God has used my losses to remind me to live with eternity in mind. My time on this earth is so short, and my mission has been given to me by God: Proclaim the gospel and make disciples (Matt. 28). Heaven has become sweeter to me and I look forward to the day when I’ll see my Savior face to face.
4. God is Using My Pain and Loss to Minister to Others
As I’ve shared about my journey openly on social media, I have been amazed to hear from so many women who are going through similar trials. I have met so many incredible Christian women online and have been personally comforted and encouraged by them. In turn, they have also been encouraged by my journey and have grown closer in their walk with God as a result. This is truly humbling and amazing. The fact that God would allow my story to bring hope to others in their suffering is a privilege and honor and I give Him all the glory for that.

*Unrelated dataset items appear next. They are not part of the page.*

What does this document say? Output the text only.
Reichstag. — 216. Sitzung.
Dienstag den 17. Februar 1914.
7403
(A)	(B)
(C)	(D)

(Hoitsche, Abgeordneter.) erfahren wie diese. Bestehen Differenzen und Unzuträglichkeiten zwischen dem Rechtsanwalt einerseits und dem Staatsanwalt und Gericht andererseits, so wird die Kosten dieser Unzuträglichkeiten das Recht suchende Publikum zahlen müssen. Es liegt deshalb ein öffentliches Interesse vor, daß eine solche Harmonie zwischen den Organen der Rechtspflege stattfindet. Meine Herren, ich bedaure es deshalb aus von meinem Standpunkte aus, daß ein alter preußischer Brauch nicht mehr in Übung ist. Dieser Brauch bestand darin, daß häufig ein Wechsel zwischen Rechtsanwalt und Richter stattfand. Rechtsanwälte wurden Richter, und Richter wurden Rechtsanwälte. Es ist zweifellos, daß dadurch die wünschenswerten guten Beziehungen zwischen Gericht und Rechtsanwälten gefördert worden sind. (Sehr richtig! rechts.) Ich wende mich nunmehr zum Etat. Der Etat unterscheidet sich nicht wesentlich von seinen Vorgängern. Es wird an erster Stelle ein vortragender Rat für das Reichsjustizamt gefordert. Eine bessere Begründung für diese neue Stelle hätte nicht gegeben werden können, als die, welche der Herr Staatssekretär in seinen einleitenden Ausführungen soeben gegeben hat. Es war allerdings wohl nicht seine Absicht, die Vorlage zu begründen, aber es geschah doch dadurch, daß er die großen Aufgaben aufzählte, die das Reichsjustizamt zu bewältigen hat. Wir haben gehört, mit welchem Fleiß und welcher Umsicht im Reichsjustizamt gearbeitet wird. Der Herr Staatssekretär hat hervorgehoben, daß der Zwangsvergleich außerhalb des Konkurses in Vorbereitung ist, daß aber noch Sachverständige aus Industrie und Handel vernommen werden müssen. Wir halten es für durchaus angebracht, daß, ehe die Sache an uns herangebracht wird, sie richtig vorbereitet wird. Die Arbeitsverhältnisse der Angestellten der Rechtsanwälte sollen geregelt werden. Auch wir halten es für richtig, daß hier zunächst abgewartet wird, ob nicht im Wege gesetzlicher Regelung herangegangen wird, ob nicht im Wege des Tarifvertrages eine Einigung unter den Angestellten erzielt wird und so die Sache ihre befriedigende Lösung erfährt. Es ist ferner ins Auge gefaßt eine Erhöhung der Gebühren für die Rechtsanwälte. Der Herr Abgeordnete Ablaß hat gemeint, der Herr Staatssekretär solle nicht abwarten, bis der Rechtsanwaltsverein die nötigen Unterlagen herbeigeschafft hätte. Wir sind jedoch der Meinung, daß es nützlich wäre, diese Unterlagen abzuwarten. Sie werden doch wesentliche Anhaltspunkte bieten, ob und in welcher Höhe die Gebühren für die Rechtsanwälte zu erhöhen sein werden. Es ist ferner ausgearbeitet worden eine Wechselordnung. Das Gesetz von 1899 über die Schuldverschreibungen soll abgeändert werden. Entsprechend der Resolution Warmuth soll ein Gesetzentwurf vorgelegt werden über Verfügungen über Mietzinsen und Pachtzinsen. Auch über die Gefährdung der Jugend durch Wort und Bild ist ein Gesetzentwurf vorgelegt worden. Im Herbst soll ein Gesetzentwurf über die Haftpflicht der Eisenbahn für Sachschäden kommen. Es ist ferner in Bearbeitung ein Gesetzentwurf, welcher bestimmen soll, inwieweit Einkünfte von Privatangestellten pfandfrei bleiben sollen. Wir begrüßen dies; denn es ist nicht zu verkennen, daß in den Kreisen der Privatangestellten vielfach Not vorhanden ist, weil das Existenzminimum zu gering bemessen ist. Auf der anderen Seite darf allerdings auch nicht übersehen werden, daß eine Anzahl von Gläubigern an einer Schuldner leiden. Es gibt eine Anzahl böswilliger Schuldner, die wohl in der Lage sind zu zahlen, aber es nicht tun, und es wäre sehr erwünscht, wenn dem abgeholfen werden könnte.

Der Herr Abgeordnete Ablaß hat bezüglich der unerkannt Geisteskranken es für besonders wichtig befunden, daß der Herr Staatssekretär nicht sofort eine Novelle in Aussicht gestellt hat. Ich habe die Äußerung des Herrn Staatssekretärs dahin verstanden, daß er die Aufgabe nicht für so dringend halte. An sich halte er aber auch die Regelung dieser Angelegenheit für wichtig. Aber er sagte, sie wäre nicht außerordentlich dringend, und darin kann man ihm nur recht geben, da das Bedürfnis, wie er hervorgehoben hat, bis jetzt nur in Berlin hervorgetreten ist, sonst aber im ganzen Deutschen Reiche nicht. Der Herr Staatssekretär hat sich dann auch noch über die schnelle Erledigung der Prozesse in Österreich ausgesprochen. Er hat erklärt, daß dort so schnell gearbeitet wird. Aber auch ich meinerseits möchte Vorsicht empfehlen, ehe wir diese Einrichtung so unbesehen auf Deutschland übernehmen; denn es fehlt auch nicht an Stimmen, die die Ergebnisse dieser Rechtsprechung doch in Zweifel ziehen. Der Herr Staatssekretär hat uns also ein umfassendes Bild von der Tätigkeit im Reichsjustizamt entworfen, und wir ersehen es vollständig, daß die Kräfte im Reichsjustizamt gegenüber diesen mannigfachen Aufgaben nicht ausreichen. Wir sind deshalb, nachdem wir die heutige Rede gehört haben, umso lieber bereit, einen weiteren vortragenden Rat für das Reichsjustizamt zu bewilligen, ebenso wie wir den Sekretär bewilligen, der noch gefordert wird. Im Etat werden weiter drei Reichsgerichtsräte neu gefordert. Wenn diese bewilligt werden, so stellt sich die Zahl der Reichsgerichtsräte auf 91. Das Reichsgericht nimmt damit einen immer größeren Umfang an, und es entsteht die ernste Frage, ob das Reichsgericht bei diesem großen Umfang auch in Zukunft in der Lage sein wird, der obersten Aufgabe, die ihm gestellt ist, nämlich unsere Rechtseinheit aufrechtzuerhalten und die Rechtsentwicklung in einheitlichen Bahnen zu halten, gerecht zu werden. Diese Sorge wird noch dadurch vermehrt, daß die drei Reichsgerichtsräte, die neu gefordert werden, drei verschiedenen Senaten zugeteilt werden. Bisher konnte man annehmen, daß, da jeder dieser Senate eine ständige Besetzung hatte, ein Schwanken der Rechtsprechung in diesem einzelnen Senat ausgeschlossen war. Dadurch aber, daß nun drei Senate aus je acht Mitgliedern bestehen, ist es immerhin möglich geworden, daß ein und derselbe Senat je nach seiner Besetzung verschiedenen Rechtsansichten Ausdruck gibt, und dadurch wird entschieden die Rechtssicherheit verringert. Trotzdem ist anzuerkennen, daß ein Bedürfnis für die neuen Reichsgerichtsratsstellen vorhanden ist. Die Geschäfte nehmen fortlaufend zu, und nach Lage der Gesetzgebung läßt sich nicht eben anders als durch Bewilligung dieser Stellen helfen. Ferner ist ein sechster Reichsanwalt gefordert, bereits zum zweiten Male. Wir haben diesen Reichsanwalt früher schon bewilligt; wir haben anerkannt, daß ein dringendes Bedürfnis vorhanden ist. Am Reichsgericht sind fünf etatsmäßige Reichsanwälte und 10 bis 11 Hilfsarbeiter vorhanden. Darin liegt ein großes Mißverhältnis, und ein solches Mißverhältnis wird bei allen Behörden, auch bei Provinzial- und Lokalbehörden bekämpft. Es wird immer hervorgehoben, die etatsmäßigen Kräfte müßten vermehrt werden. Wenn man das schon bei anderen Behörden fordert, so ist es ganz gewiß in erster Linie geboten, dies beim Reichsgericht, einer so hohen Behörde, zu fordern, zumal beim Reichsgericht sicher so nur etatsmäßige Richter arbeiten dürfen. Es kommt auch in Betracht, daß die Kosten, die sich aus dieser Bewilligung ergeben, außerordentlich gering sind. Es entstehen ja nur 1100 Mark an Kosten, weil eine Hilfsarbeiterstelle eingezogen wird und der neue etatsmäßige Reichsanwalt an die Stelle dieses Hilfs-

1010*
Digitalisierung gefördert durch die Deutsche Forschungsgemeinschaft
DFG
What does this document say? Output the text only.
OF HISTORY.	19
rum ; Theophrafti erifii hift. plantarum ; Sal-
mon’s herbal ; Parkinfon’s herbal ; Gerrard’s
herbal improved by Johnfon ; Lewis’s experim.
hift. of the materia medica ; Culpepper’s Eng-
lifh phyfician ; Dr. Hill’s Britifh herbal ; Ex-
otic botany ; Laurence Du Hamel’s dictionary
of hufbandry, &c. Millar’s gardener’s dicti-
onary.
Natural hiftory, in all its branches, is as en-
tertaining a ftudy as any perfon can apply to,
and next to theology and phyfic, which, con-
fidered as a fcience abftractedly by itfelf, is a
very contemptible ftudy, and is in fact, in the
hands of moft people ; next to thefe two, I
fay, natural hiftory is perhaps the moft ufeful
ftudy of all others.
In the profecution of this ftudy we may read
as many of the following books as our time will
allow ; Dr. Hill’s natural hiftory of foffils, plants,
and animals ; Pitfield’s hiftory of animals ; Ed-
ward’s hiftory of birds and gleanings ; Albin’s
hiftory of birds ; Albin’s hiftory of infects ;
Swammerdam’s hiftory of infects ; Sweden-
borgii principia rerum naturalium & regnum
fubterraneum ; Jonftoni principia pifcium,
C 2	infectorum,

2 Cor. 1:3-4 reminds us that our suffering is not in vain, “Blessed be the God and Father of our Lord Jesus Christ, the Father of mercies and God of all comfort, who comforts us in all our affliction, so that we may be able to comfort those who are in any affliction, with the comfort with which we ourselves are comforted by God.”
God has opened my eyes to see that my trials aren’t just about me, but about God using them as an opportunity for me to minister to others who are going through similar things.
As hard as these trials have been, I wouldn’t change God’s story for my life.
These past 8 years have been hard, but they have also been some of the most deeply rewarding and spiritually fruitful years of my entire life. And for that reason alone, I wouldn’t change them. I don’t know what the future holds, but I know — beyond a shadow of a doubt — that whatever comes my way, God will work all things together for my good as He promises in Romans 8:28.